We all want to live close to our jobs, but our urban neighborhoods are becoming prohibitively expensive. Lower-income Californians are being pushed out of communities that have been their home for generations; working families need more affordable transportation choices so they can get around reliably without a car.
And though the Governor's budget proposal makes a nod to addressing inequity, such as investing 50% of its proposed cap and trade dollars in disadvantaged communities, it makes no attempt to address equity with provisions on the additional new revenues it seeks to raise – revenues from regressive sources.
To be fair, regressive revenue generators – like a gas tax increase – should be invested in ways that primarily benefit those who bear the biggest burden of paying.
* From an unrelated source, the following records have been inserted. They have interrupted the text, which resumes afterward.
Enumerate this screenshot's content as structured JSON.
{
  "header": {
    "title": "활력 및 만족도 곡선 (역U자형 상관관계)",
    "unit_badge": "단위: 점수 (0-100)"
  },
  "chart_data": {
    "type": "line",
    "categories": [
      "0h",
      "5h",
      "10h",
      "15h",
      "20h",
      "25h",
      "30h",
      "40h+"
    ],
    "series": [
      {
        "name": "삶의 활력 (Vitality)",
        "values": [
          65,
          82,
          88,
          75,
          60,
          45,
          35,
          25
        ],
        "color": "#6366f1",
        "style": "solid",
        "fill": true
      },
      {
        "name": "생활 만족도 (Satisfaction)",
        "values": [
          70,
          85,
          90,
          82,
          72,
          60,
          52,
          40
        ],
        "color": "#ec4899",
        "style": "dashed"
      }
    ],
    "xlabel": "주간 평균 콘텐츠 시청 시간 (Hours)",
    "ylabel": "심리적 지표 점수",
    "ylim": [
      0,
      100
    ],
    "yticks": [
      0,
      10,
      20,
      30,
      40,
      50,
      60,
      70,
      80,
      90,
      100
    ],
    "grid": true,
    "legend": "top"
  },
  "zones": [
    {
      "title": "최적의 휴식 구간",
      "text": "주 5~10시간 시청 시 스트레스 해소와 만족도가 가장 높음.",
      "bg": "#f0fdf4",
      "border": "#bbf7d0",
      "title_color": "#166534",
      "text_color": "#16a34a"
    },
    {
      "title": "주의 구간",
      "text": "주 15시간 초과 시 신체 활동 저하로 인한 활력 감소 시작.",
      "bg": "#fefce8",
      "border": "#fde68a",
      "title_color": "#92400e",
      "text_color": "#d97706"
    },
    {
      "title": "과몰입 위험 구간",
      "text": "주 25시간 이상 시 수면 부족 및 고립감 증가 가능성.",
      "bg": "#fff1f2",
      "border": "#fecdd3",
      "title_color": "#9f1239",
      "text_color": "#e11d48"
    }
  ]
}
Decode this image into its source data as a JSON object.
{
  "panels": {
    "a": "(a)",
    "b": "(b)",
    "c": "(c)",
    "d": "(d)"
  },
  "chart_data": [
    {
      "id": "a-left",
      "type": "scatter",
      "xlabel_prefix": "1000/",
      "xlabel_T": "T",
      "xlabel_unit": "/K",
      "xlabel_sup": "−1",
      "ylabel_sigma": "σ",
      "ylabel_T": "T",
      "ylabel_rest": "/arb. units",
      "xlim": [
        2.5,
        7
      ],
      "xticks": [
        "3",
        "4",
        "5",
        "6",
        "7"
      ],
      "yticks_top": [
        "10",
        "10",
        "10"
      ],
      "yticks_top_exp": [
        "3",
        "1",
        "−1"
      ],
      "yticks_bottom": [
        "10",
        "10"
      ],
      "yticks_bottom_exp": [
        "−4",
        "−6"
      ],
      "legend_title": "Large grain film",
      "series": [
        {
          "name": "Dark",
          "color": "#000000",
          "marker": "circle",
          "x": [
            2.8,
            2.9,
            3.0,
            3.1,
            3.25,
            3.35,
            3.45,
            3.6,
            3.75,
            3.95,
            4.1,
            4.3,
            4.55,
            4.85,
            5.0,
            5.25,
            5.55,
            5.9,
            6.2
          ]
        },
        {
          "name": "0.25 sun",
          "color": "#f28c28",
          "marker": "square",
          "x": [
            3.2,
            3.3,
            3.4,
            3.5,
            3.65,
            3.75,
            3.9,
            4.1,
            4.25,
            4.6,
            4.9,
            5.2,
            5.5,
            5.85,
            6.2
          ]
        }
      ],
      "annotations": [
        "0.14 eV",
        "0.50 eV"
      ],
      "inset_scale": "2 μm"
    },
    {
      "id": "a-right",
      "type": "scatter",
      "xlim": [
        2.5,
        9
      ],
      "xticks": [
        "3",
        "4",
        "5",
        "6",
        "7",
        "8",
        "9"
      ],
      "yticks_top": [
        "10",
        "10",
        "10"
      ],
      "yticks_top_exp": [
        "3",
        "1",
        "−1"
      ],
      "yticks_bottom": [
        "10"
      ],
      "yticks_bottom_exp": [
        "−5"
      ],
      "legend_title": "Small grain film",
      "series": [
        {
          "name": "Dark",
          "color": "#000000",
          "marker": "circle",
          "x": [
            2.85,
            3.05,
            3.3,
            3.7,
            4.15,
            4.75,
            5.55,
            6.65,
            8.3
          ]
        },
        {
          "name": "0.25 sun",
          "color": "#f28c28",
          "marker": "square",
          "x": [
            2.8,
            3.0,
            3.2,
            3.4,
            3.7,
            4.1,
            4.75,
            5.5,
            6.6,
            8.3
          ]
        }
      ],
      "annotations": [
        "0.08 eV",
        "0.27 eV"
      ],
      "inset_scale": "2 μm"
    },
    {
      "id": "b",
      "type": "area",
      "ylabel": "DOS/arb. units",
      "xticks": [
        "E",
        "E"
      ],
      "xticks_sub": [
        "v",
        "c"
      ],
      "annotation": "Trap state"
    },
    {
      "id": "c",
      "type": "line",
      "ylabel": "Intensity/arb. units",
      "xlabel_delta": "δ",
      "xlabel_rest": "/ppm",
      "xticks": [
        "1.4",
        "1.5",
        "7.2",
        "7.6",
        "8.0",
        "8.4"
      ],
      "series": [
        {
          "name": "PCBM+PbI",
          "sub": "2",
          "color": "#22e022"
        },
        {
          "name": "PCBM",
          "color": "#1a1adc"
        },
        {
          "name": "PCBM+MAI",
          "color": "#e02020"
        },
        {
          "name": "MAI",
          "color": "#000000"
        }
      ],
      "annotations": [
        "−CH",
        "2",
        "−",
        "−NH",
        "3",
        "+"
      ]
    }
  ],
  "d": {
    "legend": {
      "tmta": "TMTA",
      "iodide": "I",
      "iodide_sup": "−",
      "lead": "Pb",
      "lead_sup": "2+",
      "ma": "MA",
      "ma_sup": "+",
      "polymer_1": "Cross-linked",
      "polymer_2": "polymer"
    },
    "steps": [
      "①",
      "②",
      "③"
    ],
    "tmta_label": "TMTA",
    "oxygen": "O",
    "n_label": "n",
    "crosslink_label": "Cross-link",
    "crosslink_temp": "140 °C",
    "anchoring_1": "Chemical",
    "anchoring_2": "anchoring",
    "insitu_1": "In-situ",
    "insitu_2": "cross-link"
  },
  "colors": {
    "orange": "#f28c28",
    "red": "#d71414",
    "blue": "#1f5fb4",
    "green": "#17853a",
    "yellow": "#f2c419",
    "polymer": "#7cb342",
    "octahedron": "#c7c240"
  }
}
In transportation, that means prioritizing projects in disadvantaged communities, and in real choices for working families - like better buses, trains, sidewalks, and bike lanes. These investments are needed to protect our climate, too.
Our transportation spending should support climate protection and equity at every turn, especially at a time when the world is looking to our state as an example of climate action. The Legislature should work to align the transportation funding in the state budget with the forward-looking transportation investments from cap-and-trade revenues.
For starters, state leaders should use climate funds to expand the Active Transportation Program (ATP) and prioritize transportation investments in our most disadvantaged communities. Assemblymember Eduardo Garcia’s proposal to increase the ATP by $125 million and direct Caltrans to prioritize disadvantaged communities would curb climate pollution and make walking, biking, and riding public transit safer and more accessible.
State leaders should also support Senator Allen and Assemblymembers Chiu and Bloom's proposal to put a better diesel revenue increase on the table – one that would invest in public transportation, cutting emissions and providing Californians with more affordable options for getting around.
Transportation – the leading source of climate emissions in the state – must be fully incorporated into our climate efforts. We need all of our state leaders to understand this, and act on it.